The guidelines require municipalities to reveal in financial statements any exposure to credit risk, market risk, and legal risk associated with derivatives and other similar investments, such as structured financial instruments like mortgage-backed securities.

Such disclosures should give investors a better sense of the risks of a government's investments, said David Bean, the board's director of research.

A draft of the proposed guidelines was distributed in October, and is scheduled to be discussed today as part of a three-day public meeting in Norwalk, Conn., which began Tuesday. The five members of the standards board are expected to approve the guidelines later this week, Bean said.

Once approved, the guidelines would become effective immediately, applying to financial statements for periods ending after Dec. 15.

The board sets standards intended to keep state and local governments in compliance with government accounting standards, or generally accepted accounting principles.

However, the board cannot compel compliance with its guidelines. If a municipality fails to comply, then the accounting firm that audits its financial statement would note an "exception," explaining in what instances the statement does not follow standard accounting procedures.
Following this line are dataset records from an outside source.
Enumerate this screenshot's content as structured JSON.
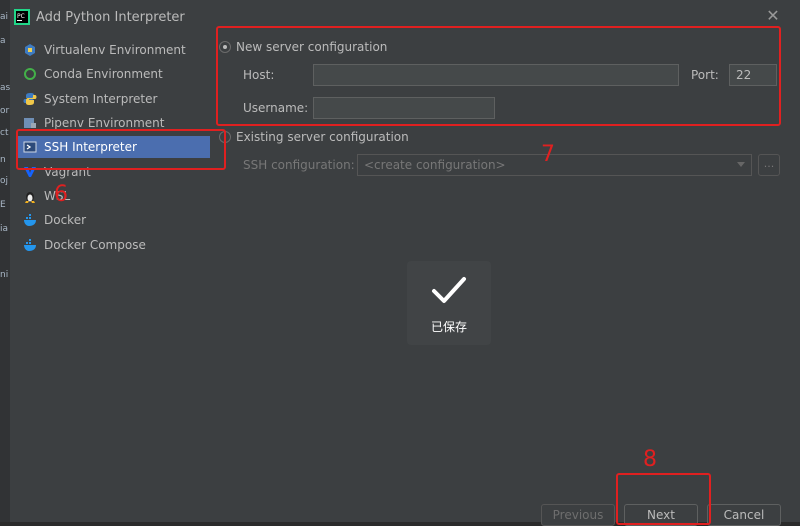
{
  "window": {
    "title": "Add Python Interpreter"
  },
  "side_strip": [
    "ai",
    "a",
    "as",
    "or",
    "ct",
    "n",
    "oj",
    "E",
    "ia",
    "ni"
  ],
  "sidebar": {
    "items": [
      {
        "label": "Virtualenv Environment",
        "icon": "virtualenv-icon",
        "selected": false
      },
      {
        "label": "Conda Environment",
        "icon": "conda-icon",
        "selected": false
      },
      {
        "label": "System Interpreter",
        "icon": "python-icon",
        "selected": false
      },
      {
        "label": "Pipenv Environment",
        "icon": "pipenv-icon",
        "selected": false
      },
      {
        "label": "SSH Interpreter",
        "icon": "ssh-icon",
        "selected": true
      },
      {
        "label": "Vagrant",
        "icon": "vagrant-icon",
        "selected": false
      },
      {
        "label": "WSL",
        "icon": "linux-icon",
        "selected": false
      },
      {
        "label": "Docker",
        "icon": "docker-icon",
        "selected": false
      },
      {
        "label": "Docker Compose",
        "icon": "docker-compose-icon",
        "selected": false
      }
    ]
  },
  "config": {
    "new_server_label": "New server configuration",
    "host_label": "Host:",
    "host_value": "",
    "port_label": "Port:",
    "port_value": "22",
    "username_label": "Username:",
    "username_value": "",
    "existing_server_label": "Existing server configuration",
    "ssh_config_label": "SSH configuration:",
    "ssh_config_value": "<create configuration>",
    "browse_label": "..."
  },
  "toast": {
    "text": "已保存",
    "icon": "checkmark-icon"
  },
  "footer": {
    "previous_label": "Previous",
    "next_label": "Next",
    "cancel_label": "Cancel"
  },
  "annotations": {
    "label_6": "6",
    "label_7": "7",
    "label_8": "8",
    "color": "#e02020"
  },
  "colors": {
    "background": "#3c3f41",
    "selection": "#4b6eaf",
    "text": "#bbbbbb"
  }
}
Officials with the board amended the draft guidelines following the disclosure of huge losses by Orange County, Calif.'s investment pool and the county's subsequent bankruptcy filing.

The amendment states that the same reporting requirements apply for municipalities indirectly exposed to the risk of derivative investments due to participation in a mutual fund or an investment pool.
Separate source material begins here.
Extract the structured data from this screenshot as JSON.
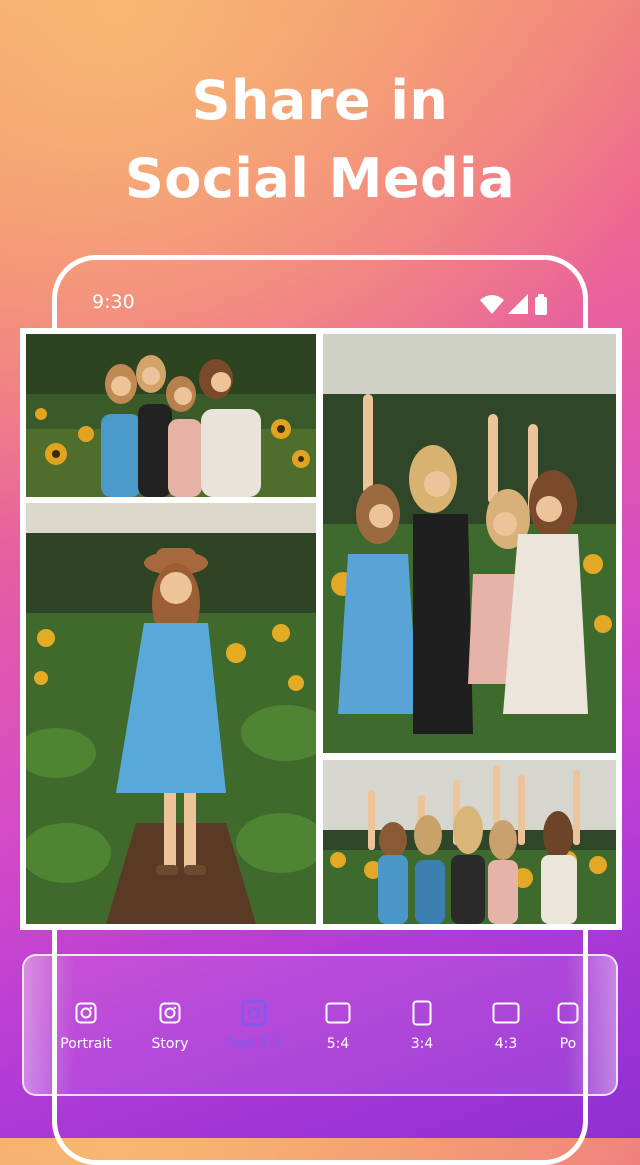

The change requires municipalities to disclose any risks associated with "indirectly using, holding, or writing derivatives, such as through participation in a mutual fund or investment pool that holds derivatives."
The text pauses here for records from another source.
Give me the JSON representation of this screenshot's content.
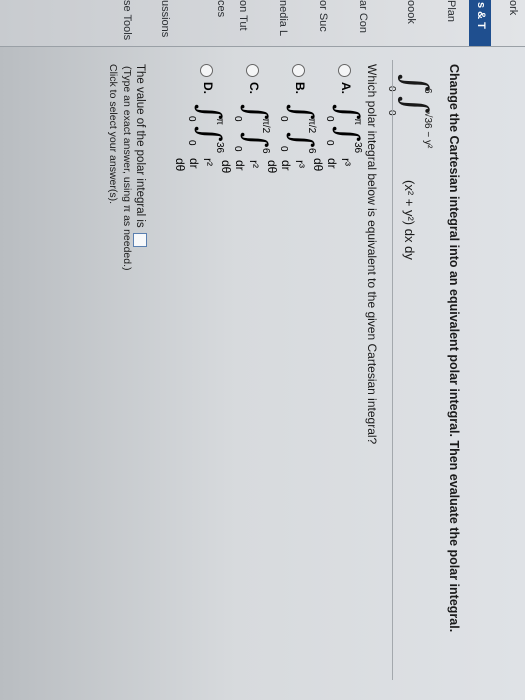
{
  "sidebar": {
    "items": [
      {
        "label": "ork"
      },
      {
        "label": "s & T"
      },
      {
        "label": "Plan"
      },
      {
        "label": "oook"
      },
      {
        "label": "ar Con"
      },
      {
        "label": "or Suc"
      },
      {
        "label": "nedia L"
      },
      {
        "label": "on Tut"
      },
      {
        "label": "ces"
      },
      {
        "label": "ussions"
      },
      {
        "label": "se Tools"
      }
    ]
  },
  "question": {
    "text": "Change the Cartesian integral into an equivalent polar integral. Then evaluate the polar integral.",
    "integral": {
      "outer_lower": "0",
      "outer_upper": "6",
      "inner_lower": "0",
      "inner_upper": "√36 − y²",
      "integrand": "(x² + y²) dx dy"
    }
  },
  "prompt": "Which polar integral below is equivalent to the given Cartesian integral?",
  "options": [
    {
      "letter": "A.",
      "outer_lower": "0",
      "outer_upper": "π",
      "inner_lower": "0",
      "inner_upper": "36",
      "integrand": "r³ dr dθ"
    },
    {
      "letter": "B.",
      "outer_lower": "0",
      "outer_upper": "π/2",
      "inner_lower": "0",
      "inner_upper": "6",
      "integrand": "r³ dr dθ"
    },
    {
      "letter": "C.",
      "outer_lower": "0",
      "outer_upper": "π/2",
      "inner_lower": "0",
      "inner_upper": "6",
      "integrand": "r² dr dθ"
    },
    {
      "letter": "D.",
      "outer_lower": "0",
      "outer_upper": "π",
      "inner_lower": "0",
      "inner_upper": "36",
      "integrand": "r² dr dθ"
    }
  ],
  "answer": {
    "label": "The value of the polar integral is",
    "hint": "(Type an exact answer, using π as needed.)",
    "click": "Click to select your answer(s)."
  }
}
"If the government has information available involving an entity's exposure risk, these disclosures are required to be made," Bean said.

If information on the risks is not available, this also must be disclosed.

Municipalities' problems with derivative and other structured investments prompted the board to create the guidelines, Bean said, although he added that such disclosures may not necessarily have prevented the crisis facing Orange County.

In crafting the document amendment, the board reviewed Orange County's June 30, 1993, financial statement, which was in compliance with current guidelines. Bean said the board does not have a copy of the county's financial statement for June 30 of this year. However, under current guidelines, this year's document should have shown that the county had engaged in reverse repurchase agreements. The market value of the transactions and any liability also should have been disclosed, he said.

Under the new guidelines, the county also would be required to disclose "the potential risks associated with those types of investments, especially the market risk," Bean said.